In the nineteenth century, the ideas of scientist JC Maxwell are added to the existing theories of the time. In this regard, he points out that each variation in the electric field produces a change in the proximity of the magnetic field and inversely. Therefore, light is a transverse electromagnetic wave that spreads perpendicularly to each other. This fact eliminated the idea that there was an intangible and invisible means of propagation, the ether, which was proven by Michelson and Morley’s experiment.

However, this theory leaves without explanation phenomena related to the behavior of light in terms of absorption and emission: the photoelectric effect and the emission of light by incandescent bodies. The above gives opportunity to the appearance of new explanations about light.

Modern Theories of Light

  • Theory of how many

This theory proposed by the German physicist Max Planck establishes that the energy exchanges between matter and light are only possible for finite amounts or how many of light, which are subsequently called photons. The theory encounters the inconvenience of not being able to explain the undulating phenomena, such as interferences, diffractions, among others. We meet again with two opposite hypotheses, quantum and electromagnetic theory.

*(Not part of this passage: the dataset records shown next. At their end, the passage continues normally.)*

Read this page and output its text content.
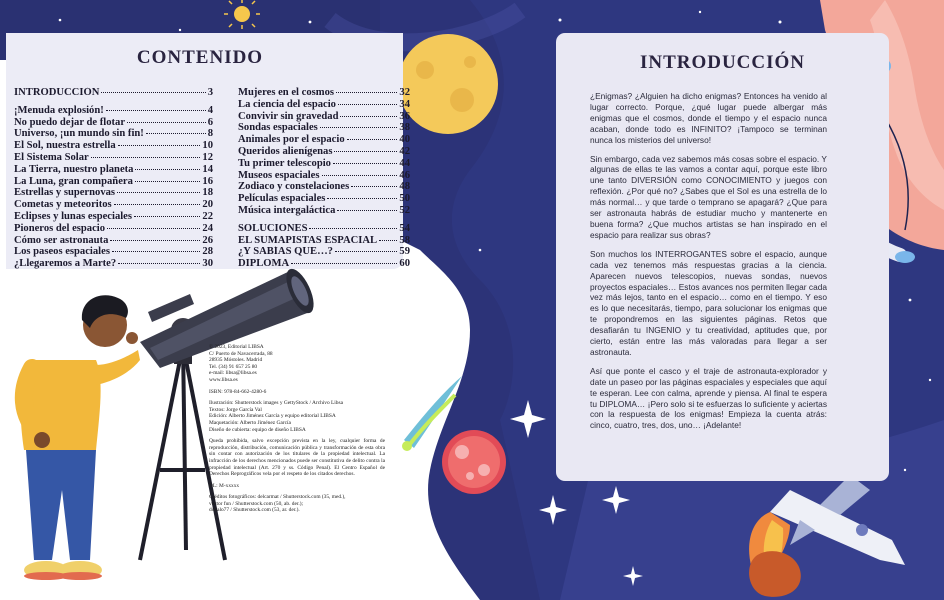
CONTENIDO
INTRODUCCIÓN	3
¡Menuda explosión!	4
No puedo dejar de flotar	6
Universo, ¡un mundo sin fin!	8
El Sol, nuestra estrella	10
El Sistema Solar	12
La Tierra, nuestro planeta	14
La Luna, gran compañera	16
Estrellas y supernovas	18
Cometas y meteoritos	20
Eclipses y lunas especiales	22
Pioneros del espacio	24
Cómo ser astronauta	26
Los paseos espaciales	28
¿Llegaremos a Marte?	30
Mujeres en el cosmos	32
La ciencia del espacio	34
Convivir sin gravedad	36
Sondas espaciales	38
Animales por el espacio	40
Queridos alienígenas	42
Tu primer telescopio	44
Museos espaciales	46
Zodiaco y constelaciones	48
Películas espaciales	50
Música intergaláctica	52
SOLUCIONES	54
EL SUMAPISTAS ESPACIAL 58
¿Y SABÍAS QUE…?	59
DIPLOMA	60

© 2023, Editorial LIBSA
C/ Puerto de Navacerrada, 88
28935 Móstoles. Madrid
Tel. (34) 91 657 25 80
e-mail: libsa@libsa.es
www.libsa.es

ISBN: 978-84-662-4280-6

Ilustración: Shutterstock images y GettyStock / Archivo Libsa
Textos: Jorge García Val
Edición: Alberto Jiménez García y equipo editorial LIBSA
Maquetación: Alberto Jiménez García
Diseño de cubierta: equipo de diseño LIBSA

Queda prohibida, salvo excepción prevista en la ley, cualquier forma de reproducción, distribución, comunicación pública y transformación de esta obra sin contar con autorización de los titulares de la propiedad intelectual. La infracción de los derechos mencionados puede ser constitutiva de delito contra la propiedad intelectual (Art. 270 y ss. Código Penal). El Centro Español de Derechos Reprográficos vela por el respeto de los citados derechos.

DL: M-xxxxx

Créditos fotográficos: delcarmat / Shutterstock.com (35, med.),
vector fun / Shutterstock.com (50, ab. der.);
dodalo77 / Shutterstock.com (53, ar. der.).

INTRODUCCIÓN

¿Enigmas? ¿Alguien ha dicho enigmas? Entonces ha venido al lugar correcto. Porque, ¿qué lugar puede albergar más enigmas que el cosmos, donde el tiempo y el espacio nunca acaban, donde todo es INFINITO? ¡Tampoco se terminan nunca los misterios del universo!

Sin embargo, cada vez sabemos más cosas sobre el espacio. Y algunas de ellas te las vamos a contar aquí, porque este libro une tanto DIVERSIÓN como CONOCIMIENTO y juegos con reflexión. ¿Por qué no? ¿Sabes que el Sol es una estrella de lo más normal… y que tarde o temprano se apagará? ¿Que para ser astronauta habrás de estudiar mucho y mantenerte en buena forma? ¿Que muchos artistas se han inspirado en el espacio para realizar sus obras?

Son muchos los INTERROGANTES sobre el espacio, aunque cada vez tenemos más respuestas gracias a la ciencia. Aparecen nuevos telescopios, nuevas sondas, nuevos proyectos espaciales… Estos avances nos permiten llegar cada vez más lejos, tanto en el espacio… como en el tiempo. Y eso es lo que necesitarás, tiempo, para solucionar los enigmas que te propondremos en las siguientes páginas. Retos que desafiarán tu INGENIO y tu creatividad, aptitudes que, por cierto, están entre las más valoradas para llegar a ser astronauta.

Así que ponte el casco y el traje de astronauta-explorador y date un paseo por las páginas espaciales y especiales que aquí te esperan. Lee con calma, aprende y piensa. Al final te espera tu DIPLOMA… ¡Pero solo si te esfuerzas lo suficiente y aciertas con la respuesta de los enigmas! Empieza la cuenta atrás: cinco, cuatro, tres, dos, uno… ¡Adelante!
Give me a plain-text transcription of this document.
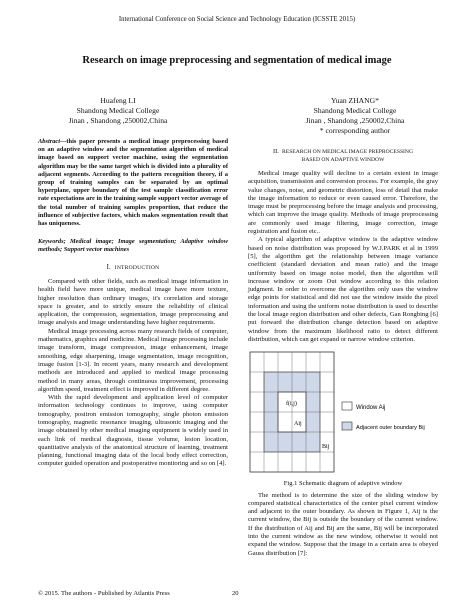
International Conference on Social Science and Technology Education (ICSSTE 2015)
Research on image preprocessing and segmentation of medical image
Huafeng LI
Shandong Medical College
Jinan , Shandong ,250002,China
Yuan ZHANG*
Shandong Medical College
Jinan , Shandong ,250002,China
* corresponding author

Abstract—this paper presents a medical image preprocessing based on an adaptive window and the segmentation algorithm of medical image based on support vector machine, using the segmentation algorithm may be the same target which is divided into a plurality of adjacent segments. According to the pattern recognition theory, if a group of training samples can be separated by an optimal hyperplane, upper boundary of the test sample classification error rate expectations are in the training sample support vector average of the total number of training samples proportion, that reduce the influence of subjective factors, which makes segmentation result that has uniqueness.

Keywords; Medical image; Image segmentation; Adaptive window methods; Support vector machines

I. INTRODUCTION

Compared with other fields, such as medical image information in health field have more unique, medical image have more texture, higher resolution than ordinary images, it's correlation and storage space is greater, and to strictly ensure the reliability of clinical application, the compression, segmentation, image preprocessing and image analysis and image understanding have higher requirements.

Medical image processing across many research fields of computer, mathematics, graphics and medicine. Medical image processing include image transform, image compression, image enhancement, image smoothing, edge sharpening, image segmentation, image recognition, image fusion [1-3]. In recent years, many research and development methods are introduced and applied to medical image processing method in many areas, through continuous improvement, processing algorithm speed, treatment effect is improved in different degree.

With the rapid development and application level of computer information technology continues to improve, using computer tomography, positron emission tomography, single photon emission tomography, magnetic resonance imaging, ultrasonic imaging and the image obtained by other medical imaging equipment is widely used in each link of medical diagnosis, tissue volume, lesion location, quantitative analysis of the anatomical structure of learning, treatment planning, functional imaging data of the local body effect correction, computer guided operation and postoperative monitoring and so on [4].

II. RESEARCH ON MEDICAL IMAGE PREPROCESSING
BASED ON ADAPTIVE WINDOW

Medical image quality will decline to a certain extent in image acquisition, transmission and conversion process. For example, the gray value changes, noise, and geometric distortion, loss of detail that make the image information to reduce or even caused error. Therefore, the image must be preprocessing before the image analysis and processing, which can improve the image quality. Methods of image preprocessing are commonly used image filtering, image correction, image registration and fusion etc..

A typical algorithm of adaptive window is the adaptive window based on noise distribution was proposed by W.J.PARK et al in 1999 [5], the algorithm get the relationship between image variance coefficient (standard deviation and mean ratio) and the image uniformity based on image noise model, then the algorithm will increase window or zoom Out window according to this relation judgment. In order to overcome the algorithm only uses the window edge points for statistical and did not use the window inside the pixel information and using the uniform noise distribution is used to describe the local image region distribution and other defects, Gan Rongbing [6] put forward the distribution change detection based on adaptive window from the maximum likelihood ratio to detect different distribution, which can get expand or narrow window criterion.

f(i,j)
Aij
Bij
Window Aij
Adjacent outer boundary Bij
Fig.1 Schematic diagram of adaptive window

The method is to determine the size of the sliding window by compared statistical characteristics of the center pixel current window and adjacent to the outer boundary. As shown in Figure 1, Aij is the current window, the Bij is outside the boundary of the current window. If the distribution of Aij and Bij are the same, Bij will be incorporated into the current window as the new window, otherwise it would not expand the window. Suppose that the image in a certain area is obeyed Gauss distribution [7]:

© 2015. The authors - Published by Atlantis Press	20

Some time later, based on Planck’s quantum theory, in 1905 the physicist of German origin Albert Einstein explained the photoelectric effect through the light corpuscles, which he called photons. With this he proposed that the light behaves as a wave under certain conditions.

  • Undulating mechanics

This theory brings together electromagnetic theory and that of the many inherited from the corpuscular and undulating, which shows the double nature of light. The one who behaves as a wave and particle was reaffirmed by the French scientist Luis de Broglie, in 1924, which also added that the photons had a wave movement, that is, the light had a bi behavior. Thus, the light, in its propagation, acts as a wave, but its energy is transported adjacent to the light wave by small corpuscles called photons. This theory establishes, then, the corpuscular particularity of light in its interaction with matter (issuance and absorption procedure) and the electromagnetic nature of its propagation. 

conclusion

We live among it, a strange thing that gives meaning to the shadows, we see it every day while it gives color to our daily life and makes our day -to -day life possible. Everyone knows it, we are part of us, it provides the energy that allows our planet to life, however, most people do not know what it is.

The paragraph cited above is proof of this, a book that for some has all the responses of the universe describes it in such a vague and imprecise way that the indication that this lack of precision by the Word of God is due to the fact thatnor they own a true explanation. Unfortunately, for many people this is a topic of complete ignorance, a knowledge of light is in the gloom of knowledge. Due to the previous points I have decided my essay to dedicate to the reader to illuminate the path to the understanding of light (as much as possible to a poor student of the first semester of physics).